2013 yılı ülkemizde doping konusundaki üzücü gerçeklerle
yüzleşilen bir yil olmuştur. TMOK olarak dopingle mücadele
konusunda büyük bir kararlılıkla hareket ediyor ve ‘Dopinge
Sıfır Tolerans’ kavramının toplum bilincine yerleştirilmesi için
çaba gösteriyoruz. Dopingle Mücadele Komisyonumuz, Dünya
Dopingle Mücadele Ajansı (WADA) kuralları çerçevesinde
yoğun bir çalışma yürütüyor.
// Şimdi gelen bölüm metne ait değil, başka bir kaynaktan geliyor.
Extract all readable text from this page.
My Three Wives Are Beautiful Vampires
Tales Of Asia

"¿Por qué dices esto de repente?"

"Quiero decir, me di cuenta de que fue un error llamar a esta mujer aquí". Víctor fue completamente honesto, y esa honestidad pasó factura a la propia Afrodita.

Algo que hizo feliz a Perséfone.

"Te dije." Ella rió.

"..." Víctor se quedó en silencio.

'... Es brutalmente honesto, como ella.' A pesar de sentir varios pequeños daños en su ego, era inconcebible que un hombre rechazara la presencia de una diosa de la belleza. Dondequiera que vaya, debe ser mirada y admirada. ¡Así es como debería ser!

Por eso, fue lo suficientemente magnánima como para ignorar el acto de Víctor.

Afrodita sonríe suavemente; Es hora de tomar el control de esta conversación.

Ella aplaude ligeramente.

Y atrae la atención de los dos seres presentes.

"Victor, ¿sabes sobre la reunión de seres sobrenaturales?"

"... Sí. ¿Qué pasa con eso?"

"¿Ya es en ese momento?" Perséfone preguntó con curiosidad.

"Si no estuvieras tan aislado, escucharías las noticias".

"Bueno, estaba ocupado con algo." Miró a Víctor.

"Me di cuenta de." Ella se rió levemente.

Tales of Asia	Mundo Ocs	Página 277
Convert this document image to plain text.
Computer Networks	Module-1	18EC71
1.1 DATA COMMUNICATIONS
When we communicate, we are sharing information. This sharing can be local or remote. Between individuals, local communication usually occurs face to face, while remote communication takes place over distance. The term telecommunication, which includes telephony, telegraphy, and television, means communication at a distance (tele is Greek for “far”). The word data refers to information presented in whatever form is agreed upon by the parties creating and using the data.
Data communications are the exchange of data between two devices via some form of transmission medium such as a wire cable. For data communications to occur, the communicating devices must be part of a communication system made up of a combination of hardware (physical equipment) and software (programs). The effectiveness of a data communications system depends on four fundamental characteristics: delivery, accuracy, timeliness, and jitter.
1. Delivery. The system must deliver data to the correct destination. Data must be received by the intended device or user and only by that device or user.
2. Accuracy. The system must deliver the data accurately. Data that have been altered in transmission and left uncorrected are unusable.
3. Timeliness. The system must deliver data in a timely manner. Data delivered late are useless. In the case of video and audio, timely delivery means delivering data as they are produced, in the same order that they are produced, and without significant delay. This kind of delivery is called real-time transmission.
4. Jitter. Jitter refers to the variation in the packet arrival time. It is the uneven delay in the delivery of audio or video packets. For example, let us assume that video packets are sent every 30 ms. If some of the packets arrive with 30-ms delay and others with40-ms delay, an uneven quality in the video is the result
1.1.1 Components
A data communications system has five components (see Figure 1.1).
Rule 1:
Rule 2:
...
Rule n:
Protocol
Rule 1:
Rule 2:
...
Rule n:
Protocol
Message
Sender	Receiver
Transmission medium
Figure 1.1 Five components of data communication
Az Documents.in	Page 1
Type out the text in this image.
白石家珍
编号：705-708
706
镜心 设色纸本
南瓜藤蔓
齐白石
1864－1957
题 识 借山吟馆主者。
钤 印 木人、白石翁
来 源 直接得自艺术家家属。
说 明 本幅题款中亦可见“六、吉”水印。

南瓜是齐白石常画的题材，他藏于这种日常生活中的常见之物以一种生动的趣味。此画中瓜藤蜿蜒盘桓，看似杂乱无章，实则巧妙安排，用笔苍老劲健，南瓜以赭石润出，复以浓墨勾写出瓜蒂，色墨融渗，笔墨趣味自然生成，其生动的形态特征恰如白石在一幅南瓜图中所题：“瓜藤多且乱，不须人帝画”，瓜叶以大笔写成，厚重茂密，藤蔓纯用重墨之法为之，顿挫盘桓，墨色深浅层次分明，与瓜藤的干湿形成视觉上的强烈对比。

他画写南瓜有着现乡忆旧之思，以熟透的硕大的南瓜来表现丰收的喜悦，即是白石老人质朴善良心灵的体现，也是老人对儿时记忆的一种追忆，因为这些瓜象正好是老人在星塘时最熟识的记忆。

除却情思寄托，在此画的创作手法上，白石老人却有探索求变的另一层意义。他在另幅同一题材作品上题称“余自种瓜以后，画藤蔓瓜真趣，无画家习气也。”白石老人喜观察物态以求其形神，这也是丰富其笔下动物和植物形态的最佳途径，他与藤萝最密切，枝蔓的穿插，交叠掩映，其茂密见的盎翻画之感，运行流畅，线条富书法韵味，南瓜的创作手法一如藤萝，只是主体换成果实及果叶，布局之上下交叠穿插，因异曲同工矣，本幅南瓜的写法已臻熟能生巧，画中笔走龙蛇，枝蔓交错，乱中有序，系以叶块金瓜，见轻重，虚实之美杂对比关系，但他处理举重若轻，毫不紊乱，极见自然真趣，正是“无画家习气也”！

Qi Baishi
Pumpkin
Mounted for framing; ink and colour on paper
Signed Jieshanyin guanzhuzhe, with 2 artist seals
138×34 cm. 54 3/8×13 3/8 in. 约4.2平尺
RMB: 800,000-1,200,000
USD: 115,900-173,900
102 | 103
Sağlık Komisyonumuz da
dopingle mücadele çerçevesinde eğitim çalışmaları yapıyor.
Aile hekimlerine yönelik spor ve sağlık temalı kurslar
düzenleyen Sağlık Komisyonu üyeleri, Sağlık Bakanlığı Tıpta
Uzmanlık Kurulu müfredat çalışmalarına spor hekimliği
alanında katkı sağlıyorlar, TMOK’u ulusal ve uluslararası spor
bilimleri kongrelerinde temsil ediyorlar.